Intentó reírse, pero la risa se convirtió en tos y la sangre salió a borbotones de su boca salpicándole los dientes de rojo.
– Un viejo -contestó-. Un puto viejo. Ha salido de la nada, me ha rajado y luego ha liquidado a Contorno antes de que supiésemos siquiera qué estaba pasando. Joder, tío, yo me he echado a correr. A la mierda Contorno. -Intentó mover la cabeza para mirar en dirección al pueblo-. Ahora seguro que anda por ahí, observándonos.
Maybury estaba en calma y nada se movía en la calle, pero Mifflin tenía razón: daba la sensación de que nos vigilaban desde la oscuridad, como si, en lo más hondo de ella, alguien contuviese la respiración y aguardase.
– Pronto llegará ayuda -dije, aunque mientras hablaba no tenía la menor certeza de que las cosas se hubiesen decantado de nuestro lado en la Comisaría de Policía. Afortunadamente contábamos con Louis, pensé, porque de lo contrario ya estaríamos todos muertos-. Te llevaremos a un médico.
Negó con la cabeza una vez.
– No, al médico no -dijo. Me lanzó una mirada iracunda-. Esto termina aquí. ¡Hazlo, joder, hazlo!
– No -susurré-. Ya no más.
Pero Mifflin no estaba dispuesto a aceptar un no por respuesta. Con la poca fuerza que le quedaba, metió la mano bajo la pechera del abrigo, apretando los dientes por el esfuerzo. Yo reaccioné sin pensármelo dos veces y lo maté allí mismo, pero cuando retiré su mano del interior del abrigo la tenía vacía. ¿Cómo podía ser de otro modo si llevaba sólo una navaja para defenderse?
Y cuando retrocedí, algo pareció titilar en la oscuridad al otro lado de la calle, y enseguida desapareció.
Regresé a la Comisaría de Policía, casi había llegado cuando una silueta apareció a mi derecha. Me volví de inmediato hacia ella, pero una voz dijo:
– Bird, soy yo.
Louis salió de la oscuridad sosteniendo la escopeta contra el pecho como un niño dormido. Tenía la cara salpicada de sangre y el abrigo roto por el hombro izquierdo.
– Se te ha roto el abrigo -dije-. Tu sastre va a derramar unas cuantas lágrimas.
– Da igual. Era de la temporada pasada -respondió Louis-. Con él puesto, me siento como un mendigo. -Se acercó a mí-. No tienes muy buen aspecto.
– ¿Eres consciente de que me han pegado un tiro? -pregunté dolorido.
– Siempre hay alguien disparándote -comentó-. Si no tuvieras a alguien que te disparase, te apalease o te electrocutase, te aburrirías. ¿Crees que puedes tenerte en pie? -El tono de su voz había cambiado y supuse que estaba a punto de darme una mala noticia.
– Adelante.
– Billy Purdue ha desaparecido. Por lo visto, Ressler ha perdido el conocimiento a causa de las heridas y Billy ha tirado de él por la pernera del pantalón hacia la celda mientras Ángel y los otros estaban distraídos. Le ha quitado las llaves del cinturón y ha tomado una escopeta del armero. Luego se ha escapado. Seguramente ha salido de la misma manera que nosotros.

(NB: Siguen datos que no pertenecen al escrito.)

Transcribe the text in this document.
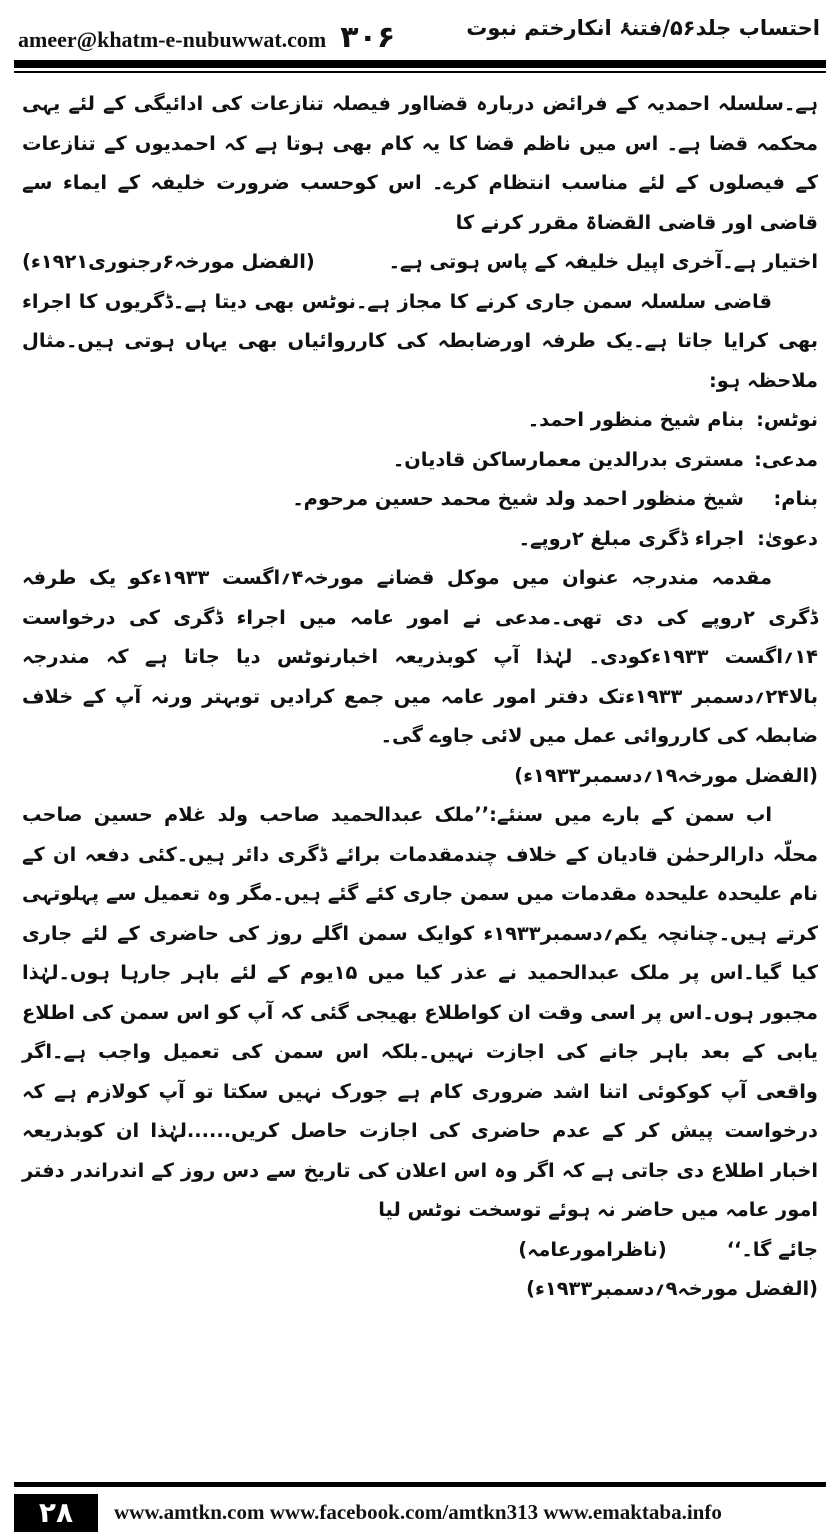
ameer@khatm-e-nubuwwat.com ۳۰۶	احتساب جلد۵۶/فتنۂ انکارختم نبوت

ہے۔سلسلہ احمدیہ کے فرائض دربارہ قضااور فیصلہ تنازعات کی ادائیگی کے لئے یہی محکمہ قضا ہے۔ اس میں ناظم قضا کا یہ کام بھی ہوتا ہے کہ احمدیوں کے تنازعات کے فیصلوں کے لئے مناسب انتظام کرے۔ اس کوحسب ضرورت خلیفہ کے ایماء سے قاضی اور قاضی القضاۃ مقرر کرنے کا

اختیار ہے۔آخری اپیل خلیفہ کے پاس ہوتی ہے۔
(الفضل مورخہ۶رجنوری۱۹۲۱ء)

قاضی سلسلہ سمن جاری کرنے کا مجاز ہے۔نوٹس بھی دیتا ہے۔ڈگریوں کا اجراء بھی کرایا جاتا ہے۔یک طرفہ اورضابطہ کی کارروائیاں بھی یہاں ہوتی ہیں۔مثال ملاحظہ ہو:

نوٹس:
بنام شیخ منظور احمد۔
مدعی:
مستری بدرالدین معمارساکن قادیان۔
بنام:
شیخ منظور احمد ولد شیخ محمد حسین مرحوم۔
دعویٰ:
اجراء ڈگری مبلغ ۲روپے۔

مقدمہ مندرجہ عنوان میں موکل قضانے مورخہ۴؍اگست ۱۹۳۳ءکو یک طرفہ ڈگری ۲روپے کی دی تھی۔مدعی نے امور عامہ میں اجراء ڈگری کی درخواست ۱۴؍اگست ۱۹۳۳ءکودی۔ لہٰذا آپ کوبذریعہ اخبارنوٹس دیا جاتا ہے کہ مندرجہ بالا۲۴؍دسمبر ۱۹۳۳ءتک دفتر امور عامہ میں جمع کرادیں توبہتر ورنہ آپ کے خلاف ضابطہ کی کارروائی عمل میں لائی جاوے گی۔

(الفضل مورخہ۱۹؍دسمبر۱۹۳۳ء)

اب سمن کے بارے میں سنئے:’’ملک عبدالحمید صاحب ولد غلام حسین صاحب محلّہ دارالرحمٰن قادیان کے خلاف چندمقدمات برائے ڈگری دائر ہیں۔کئی دفعہ ان کے نام علیحدہ علیحدہ مقدمات میں سمن جاری کئے گئے ہیں۔مگر وہ تعمیل سے پہلوتہی کرتے ہیں۔چنانچہ یکم؍دسمبر۱۹۳۳ء کوایک سمن اگلے روز کی حاضری کے لئے جاری کیا گیا۔اس پر ملک عبدالحمید نے عذر کیا میں ۱۵یوم کے لئے باہر جارہا ہوں۔لہٰذا مجبور ہوں۔اس پر اسی وقت ان کواطلاع بھیجی گئی کہ آپ کو اس سمن کی اطلاع یابی کے بعد باہر جانے کی اجازت نہیں۔بلکہ اس سمن کی تعمیل واجب ہے۔اگر واقعی آپ کوکوئی اتنا اشد ضروری کام ہے جورک نہیں سکتا تو آپ کولازم ہے کہ درخواست پیش کر کے عدم حاضری کی اجازت حاصل کریں......لہٰذا ان کوبذریعہ اخبار اطلاع دی جاتی ہے کہ اگر وہ اس اعلان کی تاریخ سے دس روز کے اندراندر دفتر امور عامہ میں حاضر نہ ہوئے توسخت نوٹس لیا

جائے گا۔‘‘
(ناظرامورعامہ)

(الفضل مورخہ۹؍دسمبر۱۹۳۳ء)

۲۸	www.amtkn.com www.facebook.com/amtkn313 www.emaktaba.info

– ¿Qué hacía Ángel? ¿Está bien?
– Sí, Ángel y Walter, los dos. Estaban ayudando a Jennings a reforzar la puerta trasera. Por lo visto, el último hombre de Tony ha hecho un segundo intento después de que nos fuéramos. Billy sólo ha tenido que marcharse.

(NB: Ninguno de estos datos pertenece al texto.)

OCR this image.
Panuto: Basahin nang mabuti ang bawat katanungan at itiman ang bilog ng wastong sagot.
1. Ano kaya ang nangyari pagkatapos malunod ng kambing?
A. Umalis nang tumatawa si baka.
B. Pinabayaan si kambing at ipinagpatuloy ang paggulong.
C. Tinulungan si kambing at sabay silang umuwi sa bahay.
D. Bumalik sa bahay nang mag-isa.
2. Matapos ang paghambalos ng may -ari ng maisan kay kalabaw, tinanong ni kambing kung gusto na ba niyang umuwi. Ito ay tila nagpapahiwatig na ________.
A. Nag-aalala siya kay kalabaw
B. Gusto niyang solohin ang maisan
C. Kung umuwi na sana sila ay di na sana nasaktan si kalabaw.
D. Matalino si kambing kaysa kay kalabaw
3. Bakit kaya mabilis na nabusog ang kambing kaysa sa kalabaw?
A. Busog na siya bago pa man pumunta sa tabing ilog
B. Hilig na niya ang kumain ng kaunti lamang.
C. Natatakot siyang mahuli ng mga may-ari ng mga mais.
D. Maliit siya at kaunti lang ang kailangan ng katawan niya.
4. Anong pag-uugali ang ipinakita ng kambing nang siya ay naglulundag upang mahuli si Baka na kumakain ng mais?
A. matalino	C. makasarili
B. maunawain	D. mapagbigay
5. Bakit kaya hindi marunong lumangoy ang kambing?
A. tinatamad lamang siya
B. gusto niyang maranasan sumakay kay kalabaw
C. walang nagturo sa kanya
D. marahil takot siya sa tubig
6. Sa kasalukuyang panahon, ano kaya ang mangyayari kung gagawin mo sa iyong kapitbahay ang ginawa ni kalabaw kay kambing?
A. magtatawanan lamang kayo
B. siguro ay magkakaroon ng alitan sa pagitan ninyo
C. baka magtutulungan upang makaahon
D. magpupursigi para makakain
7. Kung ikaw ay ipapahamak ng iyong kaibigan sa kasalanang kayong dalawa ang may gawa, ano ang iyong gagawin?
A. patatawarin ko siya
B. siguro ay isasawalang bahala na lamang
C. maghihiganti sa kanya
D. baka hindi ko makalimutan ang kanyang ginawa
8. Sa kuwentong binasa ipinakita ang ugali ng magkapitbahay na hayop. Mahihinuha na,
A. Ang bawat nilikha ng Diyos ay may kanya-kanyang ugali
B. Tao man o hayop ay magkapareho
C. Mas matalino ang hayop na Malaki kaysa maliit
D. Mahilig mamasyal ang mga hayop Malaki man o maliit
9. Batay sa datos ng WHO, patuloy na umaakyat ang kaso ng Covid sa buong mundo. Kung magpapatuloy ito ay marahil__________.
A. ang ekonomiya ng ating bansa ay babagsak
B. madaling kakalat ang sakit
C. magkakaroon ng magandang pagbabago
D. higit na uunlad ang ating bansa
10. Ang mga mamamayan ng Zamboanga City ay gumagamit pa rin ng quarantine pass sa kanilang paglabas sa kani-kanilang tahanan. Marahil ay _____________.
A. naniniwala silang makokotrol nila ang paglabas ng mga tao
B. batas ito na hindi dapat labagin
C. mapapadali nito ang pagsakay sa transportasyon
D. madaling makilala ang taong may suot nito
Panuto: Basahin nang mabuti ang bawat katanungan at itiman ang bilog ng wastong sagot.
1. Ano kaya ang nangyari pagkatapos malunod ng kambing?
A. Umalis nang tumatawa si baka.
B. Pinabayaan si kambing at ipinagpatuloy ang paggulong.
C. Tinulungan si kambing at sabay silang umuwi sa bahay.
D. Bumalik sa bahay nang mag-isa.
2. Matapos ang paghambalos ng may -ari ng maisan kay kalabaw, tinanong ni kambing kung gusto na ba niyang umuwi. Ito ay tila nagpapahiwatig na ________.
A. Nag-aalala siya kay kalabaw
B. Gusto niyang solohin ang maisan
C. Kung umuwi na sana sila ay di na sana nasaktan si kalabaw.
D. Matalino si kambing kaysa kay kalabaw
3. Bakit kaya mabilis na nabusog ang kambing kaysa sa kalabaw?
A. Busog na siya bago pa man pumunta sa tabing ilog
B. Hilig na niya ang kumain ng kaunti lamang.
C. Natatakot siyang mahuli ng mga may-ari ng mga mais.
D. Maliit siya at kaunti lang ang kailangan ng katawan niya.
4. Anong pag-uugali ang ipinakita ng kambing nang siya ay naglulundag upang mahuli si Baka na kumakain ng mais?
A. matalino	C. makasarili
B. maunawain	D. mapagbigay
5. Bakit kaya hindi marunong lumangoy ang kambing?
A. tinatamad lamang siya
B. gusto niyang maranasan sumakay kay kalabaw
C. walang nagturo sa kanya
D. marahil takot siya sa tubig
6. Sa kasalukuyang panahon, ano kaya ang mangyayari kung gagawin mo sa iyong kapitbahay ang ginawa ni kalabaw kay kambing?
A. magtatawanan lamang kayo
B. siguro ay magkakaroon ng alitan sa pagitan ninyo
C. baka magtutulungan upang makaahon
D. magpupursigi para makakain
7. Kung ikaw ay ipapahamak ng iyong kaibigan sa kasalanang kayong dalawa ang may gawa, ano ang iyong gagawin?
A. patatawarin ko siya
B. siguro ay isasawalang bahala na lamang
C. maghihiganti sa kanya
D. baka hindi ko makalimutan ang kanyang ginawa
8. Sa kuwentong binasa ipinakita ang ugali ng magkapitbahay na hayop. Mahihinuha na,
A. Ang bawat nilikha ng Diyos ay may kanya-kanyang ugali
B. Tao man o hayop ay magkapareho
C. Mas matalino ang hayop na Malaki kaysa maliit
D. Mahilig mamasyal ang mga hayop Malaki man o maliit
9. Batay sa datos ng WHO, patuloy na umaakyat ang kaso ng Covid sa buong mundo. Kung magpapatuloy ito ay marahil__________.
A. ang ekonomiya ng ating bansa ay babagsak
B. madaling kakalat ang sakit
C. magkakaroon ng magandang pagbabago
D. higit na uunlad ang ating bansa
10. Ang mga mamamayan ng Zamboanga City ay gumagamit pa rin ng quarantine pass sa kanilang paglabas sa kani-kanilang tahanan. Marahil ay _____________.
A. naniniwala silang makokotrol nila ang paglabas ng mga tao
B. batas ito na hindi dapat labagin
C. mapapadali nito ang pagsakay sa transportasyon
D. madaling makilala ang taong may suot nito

– Después de despejarle nosotros el camino. -Juré con virulencia y luego le hablé de Mifflin y del muerto en la nieve.
– ¿Caleb? -preguntó Louis.
– El mismo -contesté-. Ha venido a por su hijo y está matando a todo aquel que represente una amenaza para él o para el chico. Mifflin lo ha visto, pero Mifflin está muerto.